You can visit the magnificent Lulworth Castle or tour the numerous stately homes in Dorset, including Athelhampton, Smedmore House or Edmondsham House. Visitors seeking a more lively scene should head to Weymouth and Bournemouth Pier for traditional seaside family entertainment and vibrant atmosphere.
Dorset is famous for the River Cottage TV series and well known for locally sourced food and drink with specialities including Cerne Abbas Giant Cookie, Dorset Apple Cake, Portland Lamb, Portland Pudding and Blue Vinney cheese.
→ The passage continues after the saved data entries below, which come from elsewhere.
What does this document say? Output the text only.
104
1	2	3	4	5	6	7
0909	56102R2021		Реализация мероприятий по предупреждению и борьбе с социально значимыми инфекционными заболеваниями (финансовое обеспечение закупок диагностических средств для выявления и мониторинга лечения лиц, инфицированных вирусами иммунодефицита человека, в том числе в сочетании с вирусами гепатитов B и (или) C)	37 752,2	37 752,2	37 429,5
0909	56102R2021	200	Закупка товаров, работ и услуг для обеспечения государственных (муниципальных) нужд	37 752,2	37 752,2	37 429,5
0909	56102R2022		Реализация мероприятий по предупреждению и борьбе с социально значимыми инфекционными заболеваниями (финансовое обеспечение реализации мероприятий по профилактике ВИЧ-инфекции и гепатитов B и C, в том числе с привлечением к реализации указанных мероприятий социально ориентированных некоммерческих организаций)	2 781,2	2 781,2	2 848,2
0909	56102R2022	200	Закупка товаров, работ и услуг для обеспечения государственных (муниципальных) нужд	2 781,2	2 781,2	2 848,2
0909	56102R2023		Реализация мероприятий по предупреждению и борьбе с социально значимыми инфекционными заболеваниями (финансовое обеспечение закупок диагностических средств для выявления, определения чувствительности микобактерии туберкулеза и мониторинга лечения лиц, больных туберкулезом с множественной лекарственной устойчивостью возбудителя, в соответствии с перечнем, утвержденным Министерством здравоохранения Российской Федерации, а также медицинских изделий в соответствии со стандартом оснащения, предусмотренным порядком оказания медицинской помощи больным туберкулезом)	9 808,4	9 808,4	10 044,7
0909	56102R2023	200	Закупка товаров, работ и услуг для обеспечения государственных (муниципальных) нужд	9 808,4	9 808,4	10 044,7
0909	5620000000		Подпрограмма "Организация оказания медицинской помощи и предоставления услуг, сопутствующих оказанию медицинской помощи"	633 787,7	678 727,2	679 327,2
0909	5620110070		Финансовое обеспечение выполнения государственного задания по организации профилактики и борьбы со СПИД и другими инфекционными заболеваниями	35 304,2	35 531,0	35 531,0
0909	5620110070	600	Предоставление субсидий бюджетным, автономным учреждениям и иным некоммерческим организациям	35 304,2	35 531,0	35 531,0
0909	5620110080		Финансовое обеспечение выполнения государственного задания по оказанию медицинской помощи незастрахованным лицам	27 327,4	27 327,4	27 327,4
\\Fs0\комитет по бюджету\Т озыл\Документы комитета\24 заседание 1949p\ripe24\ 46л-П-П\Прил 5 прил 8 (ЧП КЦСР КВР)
You can always find a great spot to eat with pubs and eateries scattered across the county from the quaint villages to the coastal towns, harbours and villages of Southbourne, Boscombe, Lyme Regis and Westbourne.
Dorset is in the South West of England on the English Channel coast and borders the four counties of Dorset, Somerset, Wiltshire and Hampshire.
A popular holiday destination with warm summers and mild winters, the county has a population of over 750,000 people and is mainly rural with a large number of villages, rolling countryside and coastal towns providing great places to relax and chill.
A county of exploration, there are several large towns including the seaside resorts of Bournemouth and Weymouth, the historic port of Poole and the county town of Dorchester.
Dorset, along with Devon, forms the 95 mile Jurassic Coast – England’s first natural World Heritage Site.